E ogni session player di Angeleno è stato guidato a stenderlo come se fosse a duemila miglia di distanza nello studio di Rudy Van Gelder. Il “chi è cosa” di questa cosa non include solo gli habitué delle sessioni (batteristi come Jim Keltner e Bernard “Prettie” Purdie, cantanti di supporto come Michael McDonald e Clydie King, Larry Carlton dappertutto alla chitarra), ma veri e propri contemporanei del jazz: il già menzionato Wayne Shorter in quel leggendario cameo di sax tenore, il tastierista dei Crusaders Joe Sample che suona il clavinet su “Black Cow”, Tom Scott che suona il caratteristico riff di fiati elettronici dei Lyricon su “Peg”, Lee Ritenour che suona furtivamente piccole fioriture di chitarra in “Deacon Blues” come se stesse scappando con qualcosa. Pete Christlieb fu prelevato dalla Tonight Show Band per il suo assolo di sax – enfasi su proprio – per “Deacon Blues”, e finì per impressionare Becker e Fagen così profondamente che produssero e contribuirono con la composizione “Rapunzel” ad Apogee, il suo album in quintetto con Warne Marsh, un anno dopo.
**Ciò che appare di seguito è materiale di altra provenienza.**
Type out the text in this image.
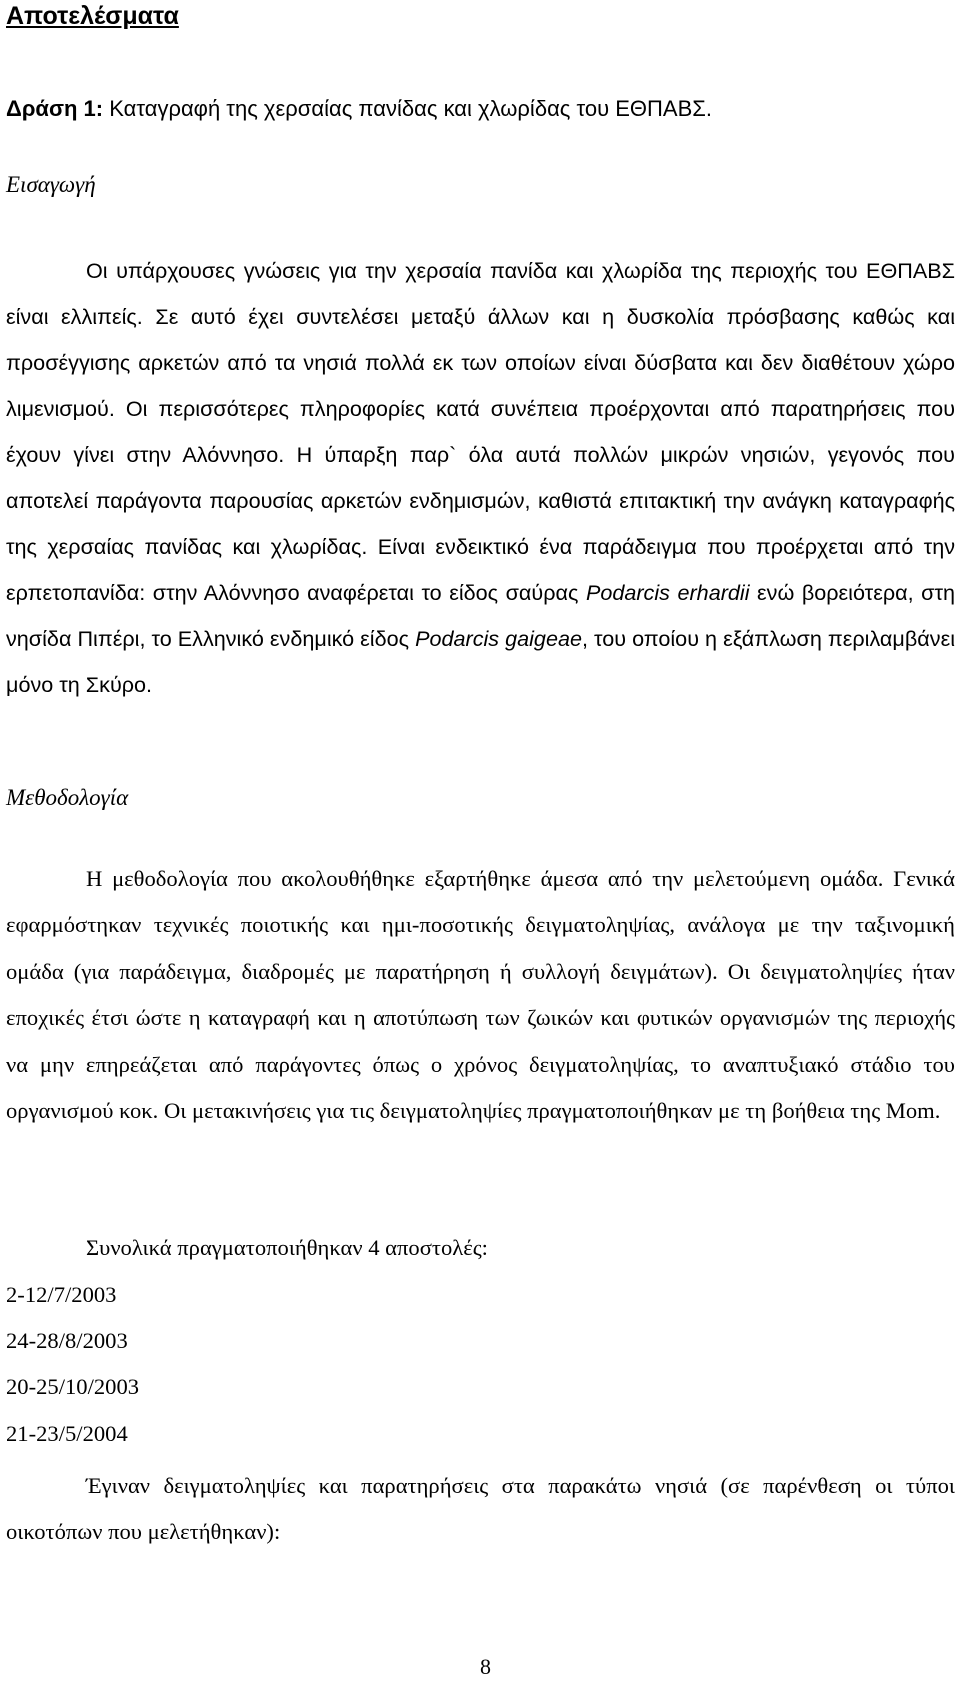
Αποτελέσματα
Δράση 1: Καταγραφή της χερσαίας πανίδας και χλωρίδας του ΕΘΠΑΒΣ.
Εισαγωγή
Οι υπάρχουσες γνώσεις για την χερσαία πανίδα και χλωρίδα της περιοχής του ΕΘΠΑΒΣ είναι ελλιπείς. Σε αυτό έχει συντελέσει μεταξύ άλλων και η δυσκολία πρόσβασης καθώς και προσέγγισης αρκετών από τα νησιά πολλά εκ των οποίων είναι δύσβατα και δεν διαθέτουν χώρο λιμενισμού. Οι περισσότερες πληροφορίες κατά συνέπεια προέρχονται από παρατηρήσεις που έχουν γίνει στην Αλόννησο. Η ύπαρξη παρ` όλα αυτά πολλών μικρών νησιών, γεγονός που αποτελεί παράγοντα παρουσίας αρκετών ενδημισμών, καθιστά επιτακτική την ανάγκη καταγραφής της χερσαίας πανίδας και χλωρίδας. Είναι ενδεικτικό ένα παράδειγμα που προέρχεται από την ερπετοπανίδα: στην Αλόννησο αναφέρεται το είδος σαύρας Podarcis erhardii ενώ βορειότερα, στη νησίδα Πιπέρι, το Ελληνικό ενδημικό είδος Podarcis gaigeae, του οποίου η εξάπλωση περιλαμβάνει μόνο τη Σκύρο.
Μεθοδολογία
Η μεθοδολογία που ακολουθήθηκε εξαρτήθηκε άμεσα από την μελετούμενη ομάδα. Γενικά εφαρμόστηκαν τεχνικές ποιοτικής και ημι-ποσοτικής δειγματοληψίας, ανάλογα με την ταξινομική ομάδα (για παράδειγμα, διαδρομές με παρατήρηση ή συλλογή δειγμάτων). Οι δειγματοληψίες ήταν εποχικές έτσι ώστε η καταγραφή και η αποτύπωση των ζωικών και φυτικών οργανισμών της περιοχής να μην επηρεάζεται από παράγοντες όπως ο χρόνος δειγματοληψίας, το αναπτυξιακό στάδιο του οργανισμού κοκ. Οι μετακινήσεις για τις δειγματοληψίες πραγματοποιήθηκαν με τη βοήθεια της Mom.
Συνολικά πραγματοποιήθηκαν 4 αποστολές:
2-12/7/2003
24-28/8/2003
20-25/10/2003
21-23/5/2004
Έγιναν δειγματοληψίες και παρατηρήσεις στα παρακάτω νησιά (σε παρένθεση οι τύποι οικοτόπων που μελετήθηκαν):
8
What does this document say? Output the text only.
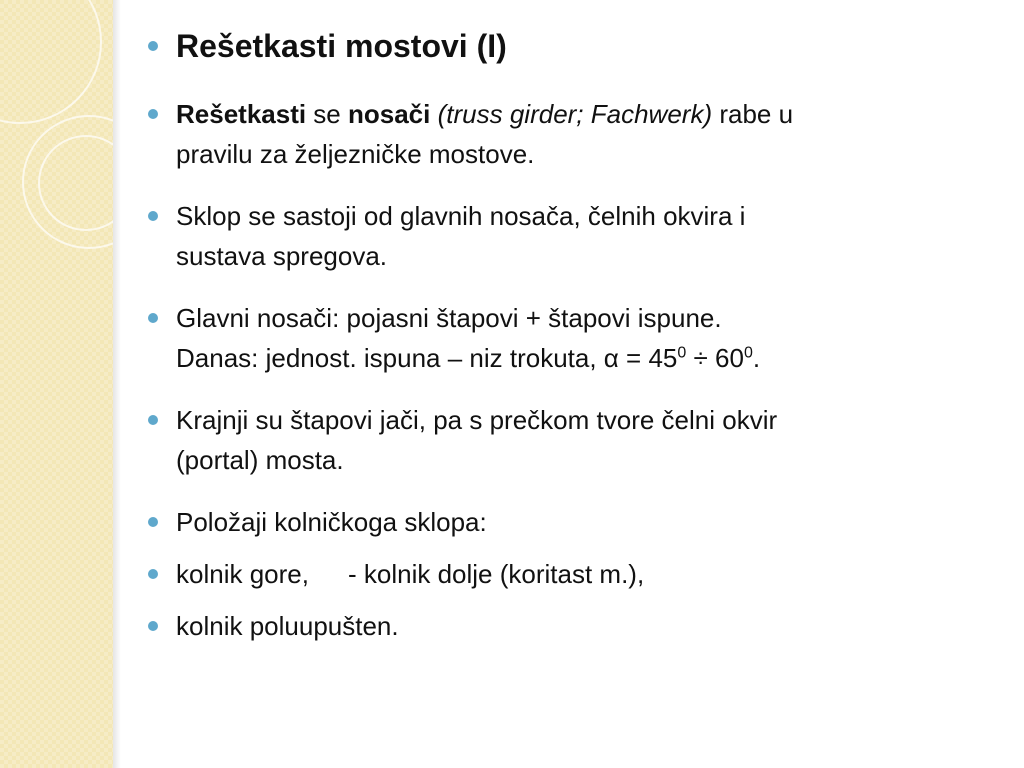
Rešetkasti mostovi (I)
Rešetkasti se nosači (truss girder; Fachwerk) rabe u
pravilu za željezničke mostove.
Sklop se sastoji od glavnih nosača, čelnih okvira i
sustava spregova.
Glavni nosači: pojasni štapovi + štapovi ispune.
Danas: jednost. ispuna – niz trokuta, $\alpha = 45^0 \div 60^0$.
Krajnji su štapovi jači, pa s prečkom tvore čelni okvir
(portal) mosta.
Položaji kolničkoga sklopa:
kolnik gore, - kolnik dolje (koritast m.),
kolnik poluupušten.
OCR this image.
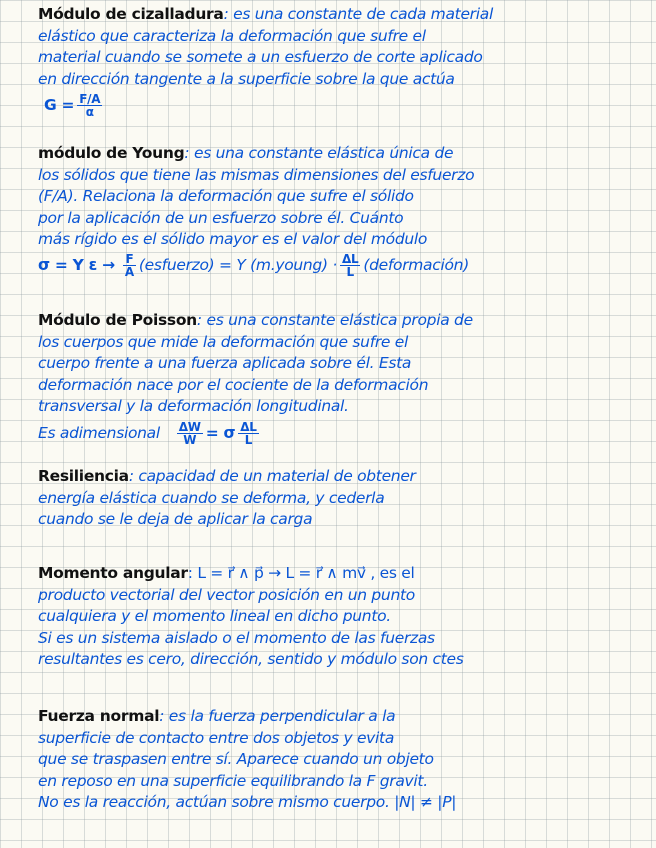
Módulo de cizalladura: es una constante de cada material
elástico que caracteriza la deformación que sufre el
material cuando se somete a un esfuerzo de corte aplicado
en dirección tangente a la superficie sobre la que actúa
$G = \frac{F/A}{\alpha}$
módulo de Young: es una constante elástica única de
los sólidos que tiene las mismas dimensiones del esfuerzo
(F/A). Relaciona la deformación que sufre el sólido
por la aplicación de un esfuerzo sobre él. Cuánto
más rígido es el sólido mayor es el valor del módulo
σ = Y $\varepsilon \to \frac{F}{A}$ (esfuerzo) = Y (m.young) · $\frac{\Delta L}{L}$ (deformación)
Módulo de Poisson: es una constante elástica propia de
los cuerpos que mide la deformación que sufre el
cuerpo frente a una fuerza aplicada sobre él. Esta
deformación nace por el cociente de la deformación
transversal y la deformación longitudinal.
Es adimensional $\frac{\Delta W}{W} = \sigma \frac{\Delta L}{L}$
Resiliencia: capacidad de un material de obtener
energía elástica cuando se deforma, y cederla
cuando se le deja de aplicar la carga
Momento angular: L = r⃗ ∧ p⃗ → L = r⃗ ∧ mv⃗ , es el
producto vectorial del vector posición en un punto
cualquiera y el momento lineal en dicho punto.
Si es un sistema aislado o el momento de las fuerzas
resultantes es cero, dirección, sentido y módulo son ctes
Fuerza normal: es la fuerza perpendicular a la
superficie de contacto entre dos objetos y evita
que se traspasen entre sí. Aparece cuando un objeto
en reposo en una superficie equilibrando la F gravit.
No es la reacción, actúan sobre mismo cuerpo. |N| ≠ |P|
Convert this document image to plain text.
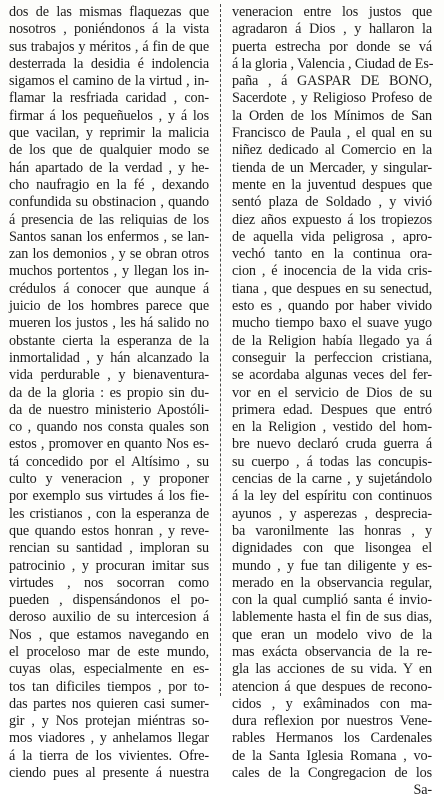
dos de las mismas flaquezas que
nosotros , poniéndonos á la vista
sus trabajos y méritos , á fin de que
desterrada la desidia é indolencia
sigamos el camino de la virtud , in-
flamar la resfriada caridad , con-
firmar á los pequeñuelos , y á los
que vacilan, y reprimir la malicia
de los que de qualquier modo se
hán apartado de la verdad , y he-
cho naufragio en la fé , dexando
confundida su obstinacion , quando
á presencia de las reliquias de los
Santos sanan los enfermos , se lan-
zan los demonios , y se obran otros
muchos portentos , y llegan los in-
crédulos á conocer que aunque á
juicio de los hombres parece que
mueren los justos , les há salido no
obstante cierta la esperanza de la
inmortalidad , y hán alcanzado la
vida perdurable , y bienaventura-
da de la gloria : es propio sin du-
da de nuestro ministerio Apostóli-
co , quando nos consta quales son
estos , promover en quanto Nos es-
tá concedido por el Altísimo , su
culto y veneracion , y proponer
por exemplo sus virtudes á los fie-
les cristianos , con la esperanza de
que quando estos honran , y reve-
rencian su santidad , imploran su
patrocinio , y procuran imitar sus
virtudes , nos socorran como
pueden , dispensándonos el po-
deroso auxilio de su intercesion á
Nos , que estamos navegando en
el proceloso mar de este mundo,
cuyas olas, especialmente en es-
tos tan dificiles tiempos , por to-
das partes nos quieren casi sumer-
gir , y Nos protejan miéntras so-
mos viadores , y anhelamos llegar
á la tierra de los vivientes. Ofre-
ciendo pues al presente á nuestra
veneracion entre los justos que
agradaron á Dios , y hallaron la
puerta estrecha por donde se vá
á la gloria , Valencia , Ciudad de Es-
paña , á GASPAR DE BONO,
Sacerdote , y Religioso Profeso de
la Orden de los Mínimos de San
Francisco de Paula , el qual en su
niñez dedicado al Comercio en la
tienda de un Mercader, y singular-
mente en la juventud despues que
sentó plaza de Soldado , y vivió
diez años expuesto á los tropiezos
de aquella vida peligrosa , apro-
vechó tanto en la continua ora-
cion , é inocencia de la vida cris-
tiana , que despues en su senectud,
esto es , quando por haber vivido
mucho tiempo baxo el suave yugo
de la Religion había llegado ya á
conseguir la perfeccion cristiana,
se acordaba algunas veces del fer-
vor en el servicio de Dios de su
primera edad. Despues que entró
en la Religion , vestido del hom-
bre nuevo declaró cruda guerra á
su cuerpo , á todas las concupis-
cencias de la carne , y sujetándolo
á la ley del espíritu con continuos
ayunos , y asperezas , desprecia-
ba varonilmente las honras , y
dignidades con que lisongea el
mundo , y fue tan diligente y es-
merado en la observancia regular,
con la qual cumplió santa é invio-
lablemente hasta el fin de sus dias,
que eran un modelo vivo de la
mas exácta observancia de la re-
gla las acciones de su vida. Y en
atencion á que despues de recono-
cidos , y exâminados con ma-
dura reflexion por nuestros Vene-
rables Hermanos los Cardenales
de la Santa Iglesia Romana , vo-
cales de la Congregacion de los
Sa-
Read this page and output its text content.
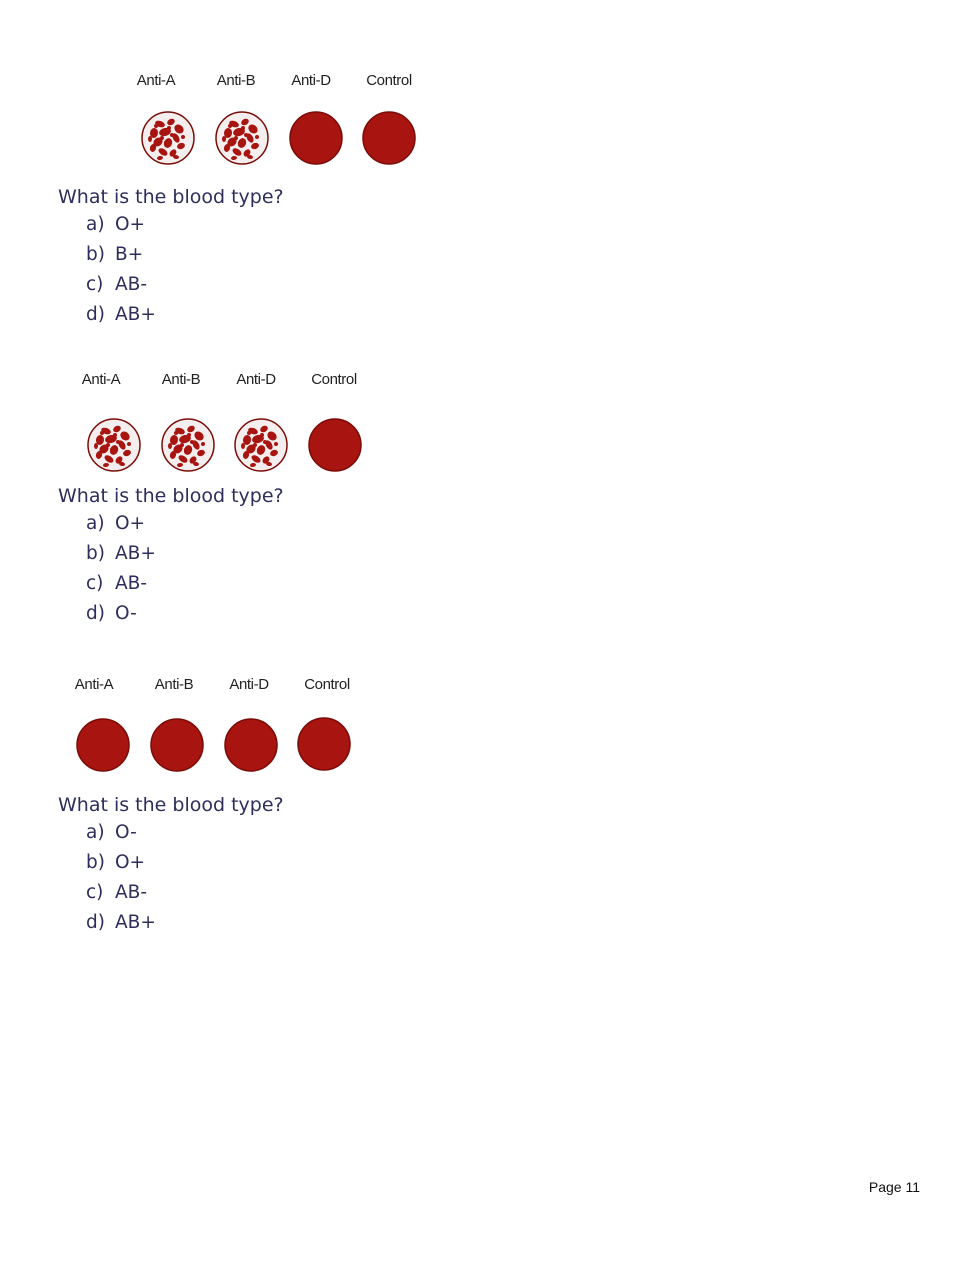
Anti-A	Anti-B	Anti-D	Control
What is the blood type?
a) O+
b) B+
c) AB-
d) AB+
Anti-A	Anti-B	Anti-D	Control
What is the blood type?
a) O+
b) AB+
c) AB-
d) O-
Anti-A	Anti-B	Anti-D	Control
What is the blood type?
a) O-
b) O+
c) AB-
d) AB+
Page 11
Aja è davvero questa cosa nodosa ed elaborata sia nei testi che nella musica, così tanto che quando molto brevemente diventa semplicemente “orecchiabile” e “un po’ sfuggente” – il cocktail-reggae “Home At Last” e il frastagliato disco-funk Thelonious di “I Got the News” sono i tagli profondi orfani qui – si ottiene un po’ di respiro prima che quest’ultimo taglio inizi a diventare peloso con gli assoli e segua diabolicamente nell’edonismo del Plato’s Retreat del taglio dance “Josie” (“lay down the law and break it” – diavolo sì, anche le loro stesse regole vengono buttate via). Puoi trovare questo disco praticamente ovunque e passare un sacco di tempo cercando di decifrare i suoi strani misteri di stili di vita per lo più scomparsi ma ancora familiari. Potresti non arrivare fino al nocciolo, ma c’è molto che ti aiuta ad andare avanti se pensi di averne la possibilità. Come, per esempio, il making-of del documentario dove riconoscono Lord Tariq & Peter Gunz e ridacchiano della voce isolata di McDonald su “Peg”. Poi di nuovo, potresti saltarlo – non c’è niente come un album che si sente allo stesso tempo onnipresente e ancora più o meno solo una serie di sorprendenti imboscate fuori dal nulla.